Diagnosis and Management
Diagnosing Native American Myopathy involves a thorough clinical evaluation, genetic testing, and sometimes a muscle biopsy. The diagnostic process typically begins with a clinical assessment of the characteristic symptoms, such as congenital muscle weakness, joint contractures, and specific facial features. A detailed medical and family history is also gathered to identify potential patterns of inheritance.
Muscle biopsy findings can provide additional insights, showing structural abnormalities in muscle tissue consistent with a myopathy. However, the definitive diagnosis is confirmed through molecular genetic testing, such as DNA sequencing, to identify pathogenic variants in the STAC3 gene. For individuals of Lumbee Native American ancestry, targeted analysis for a specific STAC3 pathogenic variant (c.851G>C) may be performed first.
Currently, there is no cure for Native American Myopathy; therefore, management focuses on supportive care to address the symptoms and improve the individual’s quality of life. A multidisciplinary approach involving various medical specialists is generally recommended. Physical therapy and occupational therapy are used to improve muscle strength, range of motion, and overall mobility, often incorporating adaptive devices for daily living activities.

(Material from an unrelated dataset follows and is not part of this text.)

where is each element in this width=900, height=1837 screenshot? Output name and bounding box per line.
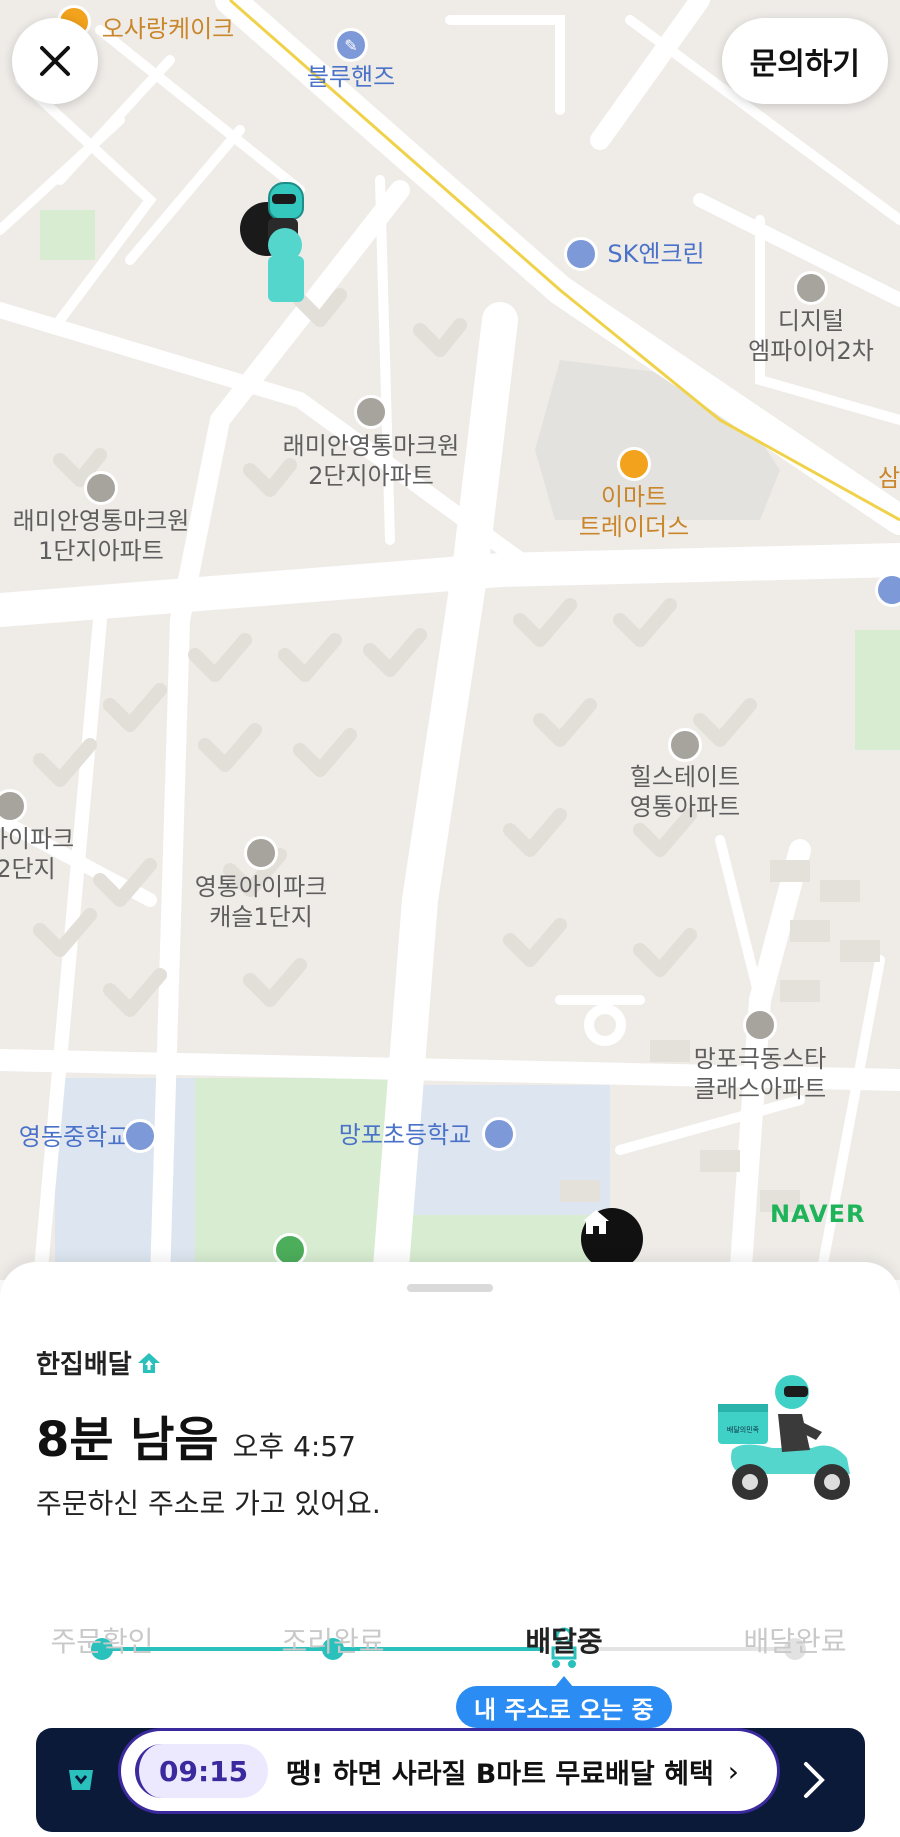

Respiratory support may be necessary if individuals experience weakness in their breathing muscles. Orthopedic interventions, including surgical correction, might be required for severe joint contractures or spinal deformities like scoliosis or kyphoscoliosis. Nutritional support is also important, particularly for infants who may have feeding and swallowing difficulties due to oral hypotonia or cleft palate, sometimes requiring gastrostomy tube placement.
Due to the risk of malignant hyperthermia, individuals with Native American Myopathy and their families are counseled on avoiding triggering anesthetics during any surgical procedures. If surgery is necessary, a specific protocol to prevent or manage malignant hyperthermia, including the use of dantrolene, is followed. Ongoing surveillance monitors growth, musculoskeletal complications, and respiratory function to adjust care plans as needed.